Methacrylate-based materials are often used in bone cement and dental resins. However, they have high failure rates as they undergo damage within ten years, impacting the quality of patient’s life and increasing healthcare costs.
Although replacing methacrylate-based materials with self-healing resins and bone cement could increase lifespan, reduce costs, and enhance patient outcomes, the practical applicability of these materials is limited due to their low efficacy and toxicity. An article published in the journal ACS Omega addressed this issue by developing a dual nanocapsule-based self-healing system.
Two polyurethane (PU) shell-based nanocapsules were synthesized: an initiator capsule containing benzoyl peroxide and butylated hydroxytoluene and a monomer capsule containing triethylene glycol dimethacrylate.
Resins with these nanocapsules were tested under tension until failure, followed by assembling the fractured surfaces. 33% of samples showed self-healing behavior and could be reloaded for testing under tension. The capsules and their components were biocompatible with Caco-2 cell lines, suggesting in vivo tolerance of the prepared nanocapsules.
Nanocapsules as Self-Healing Materials
Self-healing materials, when damaged through thermal, mechanical, and ballistic effects can heal and restore materials to their original properties. Few materials intrinsically possess this self-healing ability, which is a valuable characteristic in designing systems since it effectively expands the lifetime use of the product and has desirable economic and human safety attributes.
These self-healing materials could be useful in methacrylate-based systems, including dental resins and bone cement. Aseptic loosening of bone cement by forming cracks may trigger inflammation and bone resorption, requiring expensive surgical intervention. Although modern dental resins prevent any effects on the environment and health with mercury, their poor durability causing implant damage within ten years, has increased the cost of dental care.
Nanocapsules are hollow sphere structures with submicrometer dimensions. Such nanocapsules can accommodate large quantities of guest molecules within their empty core domain. These materials could be helpful in applications in the fields of biological chemistry, synthesis, and catalysis.
Polymeric nanocapsules with a multitude of applications have already been proposed, such as confined reaction vessels, drug carriers, protective shells for cells or enzymes, transfection vectors in gene therapy, carrier systems in heterogeneous catalysis, dye dispersants, or as materials for removal of contaminated waste.
Methacrylate-based nanocapsules are easy to implement for self-healing properties in both dental resins and bone cement due to their filler particles that enhance the material’s mechanical properties. Initially, the nanocapsules simply act as an additional filler. However, when a crack propagates through the material, it breaks and releases components into the crack through capillary action that polymerizes later to heal the matrix.
Biocompatible Nanocapsules with Self-Healing Capacity
Nanocapsules were hypothesized to undergo a robust self-healing process with less impact on the mechanical properties than larger particles. Thus, the present work aimed to investigate single and dual nanocapsule systems based on PU and nontoxic components.

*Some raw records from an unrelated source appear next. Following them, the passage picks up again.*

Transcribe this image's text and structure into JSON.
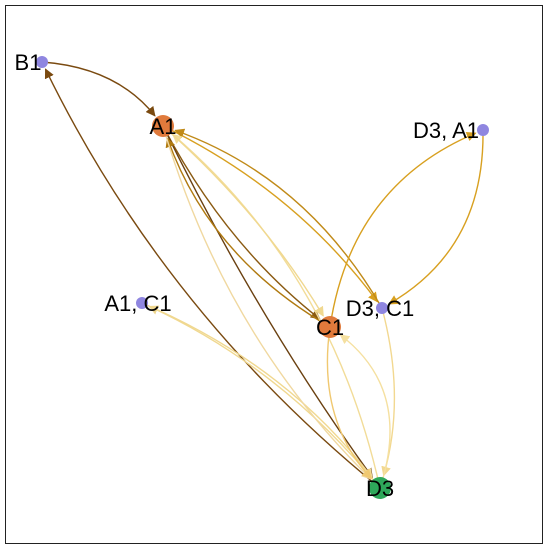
{
  "graph": {
    "nodes": [
      {
        "id": "B1",
        "label": "B1",
        "color": "#8f86e0",
        "size": "small"
      },
      {
        "id": "A1",
        "label": "A1",
        "color": "#e07a3c",
        "size": "large"
      },
      {
        "id": "D3A1",
        "label": "D3, A1",
        "color": "#8f86e0",
        "size": "small"
      },
      {
        "id": "A1C1",
        "label": "A1, C1",
        "color": "#8f86e0",
        "size": "small"
      },
      {
        "id": "D3C1",
        "label": "D3, C1",
        "color": "#8f86e0",
        "size": "small"
      },
      {
        "id": "C1",
        "label": "C1",
        "color": "#e07a3c",
        "size": "large"
      },
      {
        "id": "D3",
        "label": "D3",
        "color": "#2ea85a",
        "size": "large"
      }
    ],
    "edges": [
      {
        "from": "B1",
        "to": "A1",
        "color": "#7a4a10"
      },
      {
        "from": "D3",
        "to": "B1",
        "color": "#7a4a10"
      },
      {
        "from": "A1",
        "to": "C1",
        "color": "#8a5a12"
      },
      {
        "from": "A1",
        "to": "D3",
        "color": "#6a4010"
      },
      {
        "from": "A1",
        "to": "D3C1",
        "color": "#d8a020"
      },
      {
        "from": "C1",
        "to": "A1",
        "color": "#b07a10"
      },
      {
        "from": "D3C1",
        "to": "A1",
        "color": "#c08a18"
      },
      {
        "from": "D3A1",
        "to": "D3C1",
        "color": "#d8a020"
      },
      {
        "from": "C1",
        "to": "D3A1",
        "color": "#d8a020"
      },
      {
        "from": "A1C1",
        "to": "D3",
        "color": "#f0d890"
      },
      {
        "from": "D3",
        "to": "A1C1",
        "color": "#f0d890"
      },
      {
        "from": "D3",
        "to": "A1",
        "color": "#f2dc98"
      },
      {
        "from": "A1",
        "to": "D3",
        "color": "#f0d8a0"
      },
      {
        "from": "C1",
        "to": "D3",
        "color": "#f0c870"
      },
      {
        "from": "D3C1",
        "to": "D3",
        "color": "#f2d890"
      },
      {
        "from": "D3",
        "to": "C1",
        "color": "#f5e0a0"
      },
      {
        "from": "A1",
        "to": "C1",
        "color": "#f0d890"
      }
    ]
  }
}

The impact of the prepared single and dual nanocapsules on the self-healing process of methacrylate resins was determined by synthesizing PU nanocapsules, which encapsulate either the initiator or monomer. Furthermore, the mechanical testing and biocompatibility analysis determined the system’s feasibility as a self-healing additive for bone cement and dental resins.
The monomer used here was TEGDMA, with a long shelf-life and quick polymerization capability. The healing liquid was expected to have low viscosity to flow through cracks of resin and fill it. Hence, TEGDMA was previously used as a dental monomer.
Here, using butylated hydroxytoluene (BHT) along with benzyl peroxide (BPO) prevented the formation of free radicals before their release from the capsule. Thus, the initiator component based on BPO and BHT increased the stability of the dual-capsule-based self-healing system.
The fracturing of nanocapsules was an important finding of the present work since their rupture was the basis for the self-healing process. While a too-thick shell did not allow the capsule to rupture, a too-thin shell resulted in fragile nanocapsules.
Overall, PU nanocapsule encapsulating TEGDMA monomer was embedded into an epoxy resin. These embedded resins were compared with their blank counterparts to determine the effects of monomer nanocapsules on the resin’s mechanical properties.
Comparing the elastic modulus, yield stress, ultimate tensile stress, and strain to fracture indicated that the resin without monomer capsules was stronger than the resin with monomer capsules. The monomer nanocapsules cracked during the resin fracture, proving the self-healing effect of the nanocapsules in resins.
Moreover, premature cracking of resins in the gastrointestinal tract did not cause any detrimental effects on the patient, suggesting the biocompatibility of the developed self-healing system. Furthermore, a small degree of self-healing capacity was observed in the resins with monomer nanocapsules, unencapsulated BPO, and the resins with monomer nanocapsules, and initiator capsules.